Faire de 2014 la dernière année d'augmentation des impôts dépendra de l'état de l'économie française et de la croissance. C'est ce qu'a affirmé dimanche 7 juillet le ministre de l'Economie, Pierre Moscovici.

"En 2014, nous limiterons la hausse des prélèvements obligatoires à 0,3% du PIB [environ 6 milliards d'euros] et je souhaite que ce soit la dernière année où ils augmenteront", a déclaré le ministre dimanche au Parisien. Il précise un peu plus tard en marge des Rencontres économiques d'Aix-en-Provence : "J'ai exprimé ce souhait, ce n'est pas par rapport au gouvernement ou à quiconque, c'est par rapport à l'état de l'économie française", a expliqué à Aix Pierre Moscovici. "Quand je dis que je le souhaite, c'est que toutes nos politiques dépendent d'un paramètre, sur lequel nous agissons mais que parfois nous subissons aussi: la croissance", a-t-il détaillé.

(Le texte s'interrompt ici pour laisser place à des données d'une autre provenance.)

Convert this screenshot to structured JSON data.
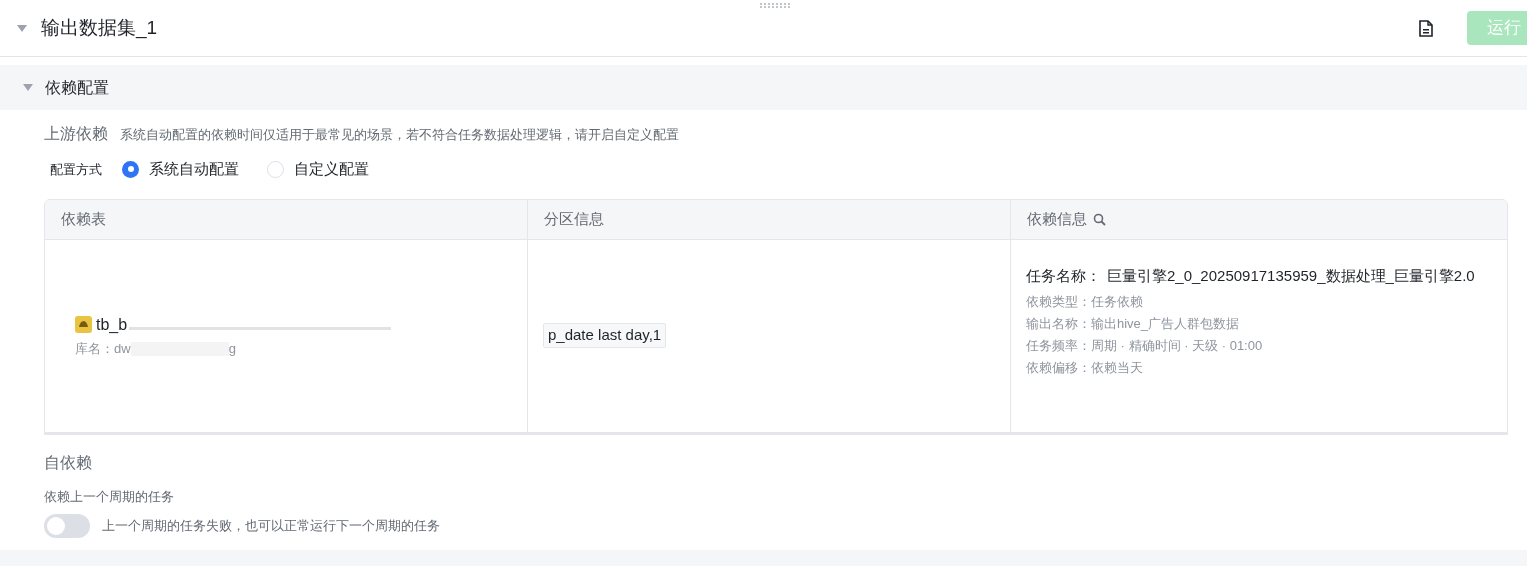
{
  "header": {
    "title": "输出数据集_1",
    "expanded": true,
    "run_button": {
      "label": "运行",
      "disabled": true
    }
  },
  "section": {
    "title": "依赖配置",
    "expanded": true
  },
  "upstream": {
    "title": "上游依赖",
    "hint": "系统自动配置的依赖时间仅适用于最常见的场景，若不符合任务数据处理逻辑，请开启自定义配置",
    "mode_label": "配置方式",
    "modes": [
      {
        "label": "系统自动配置",
        "selected": true
      },
      {
        "label": "自定义配置",
        "selected": false
      }
    ]
  },
  "table": {
    "columns": [
      {
        "label": "依赖表",
        "search": false
      },
      {
        "label": "分区信息",
        "search": false
      },
      {
        "label": "依赖信息",
        "search": true
      }
    ],
    "rows": [
      {
        "table_name": "tb_b",
        "db_label": "库名：",
        "db_prefix": "dw",
        "db_suffix": "g",
        "partition": "p_date last day,1",
        "task_label": "任务名称：",
        "task_name": "巨量引擎2_0_20250917135959_数据处理_巨量引擎2.0",
        "details": [
          "依赖类型：任务依赖",
          "输出名称：输出hive_广告人群包数据",
          "任务频率：周期 · 精确时间 · 天级 · 01:00",
          "依赖偏移：依赖当天"
        ]
      }
    ]
  },
  "self_dependency": {
    "title": "自依赖",
    "label": "依赖上一个周期的任务",
    "toggle": {
      "on": false,
      "text": "上一个周期的任务失败，也可以正常运行下一个周期的任务"
    }
  }
}
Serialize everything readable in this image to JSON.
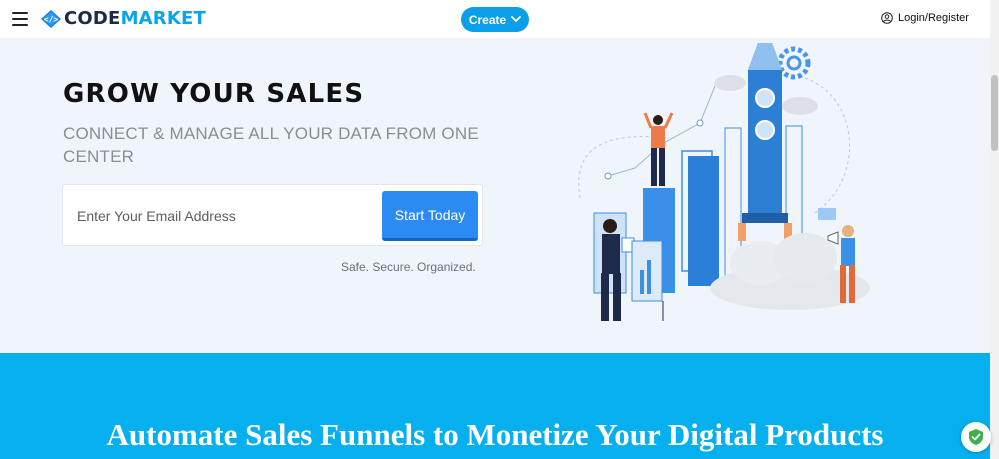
{
  "header": {
    "logo": {
      "part1": "CODE",
      "part2": "MARKET",
      "mark_icon": "code-tag-icon"
    },
    "menu_icon": "hamburger-icon",
    "create_label": "Create",
    "create_icon": "chevron-down-icon",
    "login_label": "Login/Register",
    "login_icon": "user-circle-icon"
  },
  "hero": {
    "title": "GROW YOUR SALES",
    "subtitle": "CONNECT & MANAGE ALL YOUR DATA FROM ONE CENTER",
    "email_placeholder": "Enter Your Email Address",
    "email_value": "",
    "cta_label": "Start Today",
    "note": "Safe. Secure. Organized."
  },
  "banner": {
    "title": "Automate Sales Funnels to Monetize Your Digital Products"
  },
  "badge": {
    "icon": "shield-check-icon"
  },
  "colors": {
    "accent": "#0a9fe8",
    "cta": "#2c8bf2",
    "hero_bg": "#f0f5fc",
    "banner_bg": "#06b0ef"
  }
}
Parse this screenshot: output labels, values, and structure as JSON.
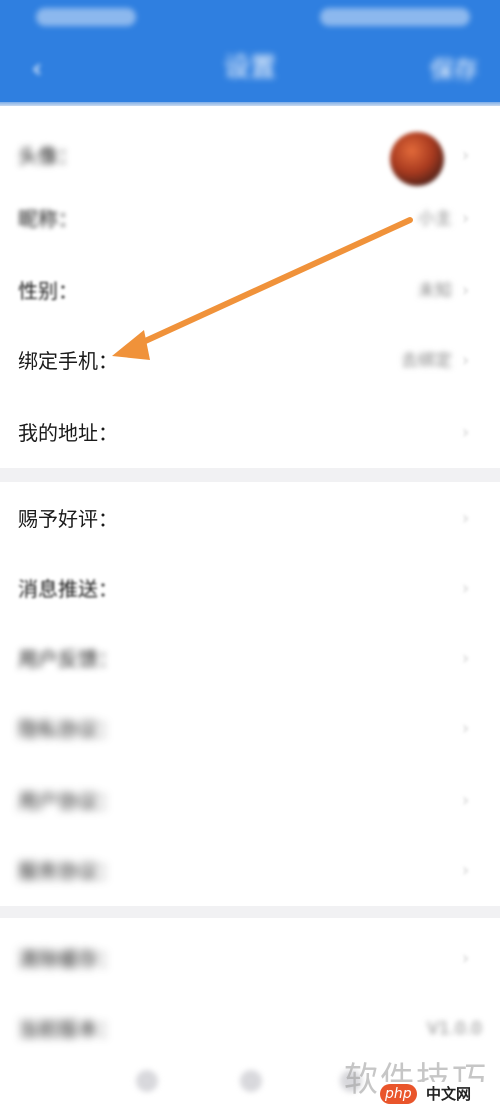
{
  "header": {
    "title": "设置",
    "action_label": "保存",
    "background_color": "#2f7fe0",
    "back_icon": "chevron-left-icon"
  },
  "profile_section": {
    "rows": [
      {
        "label": "头像：",
        "value": ""
      },
      {
        "label": "昵称：",
        "value": "小主"
      },
      {
        "label": "性别：",
        "value": "未知"
      },
      {
        "label": "绑定手机：",
        "value": "去绑定"
      },
      {
        "label": "我的地址：",
        "value": ""
      }
    ]
  },
  "settings_section": {
    "rows": [
      {
        "label": "赐予好评：",
        "value": ""
      },
      {
        "label": "消息推送：",
        "value": ""
      },
      {
        "label": "用户反馈：",
        "value": ""
      },
      {
        "label": "隐私协议：",
        "value": ""
      },
      {
        "label": "用户协议：",
        "value": ""
      },
      {
        "label": "服务协议：",
        "value": ""
      }
    ]
  },
  "misc_section": {
    "rows": [
      {
        "label": "清除缓存：",
        "value": ""
      },
      {
        "label": "当前版本：",
        "value": "V1.0.0"
      }
    ]
  },
  "annotation": {
    "arrow_color": "#f0923a",
    "points_to": "绑定手机"
  },
  "watermark": {
    "text": "软件技巧",
    "logo_badge": "php",
    "logo_site": "中文网"
  }
}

Il a rappelé que pour 2014, le projet de budget prévoyait 14 milliards d'économies dans les dépenses et entre 0,2 et 0,3% du Produit intérieur brut (entre 4 et 6 milliards) d'augmentation des prélèvements obligatoires. Pour Pierre Moscovici, après 2014, les prélèvements obligatoires pourraient "connaître une pente qui soit celle de la stabilité puis de la diminution".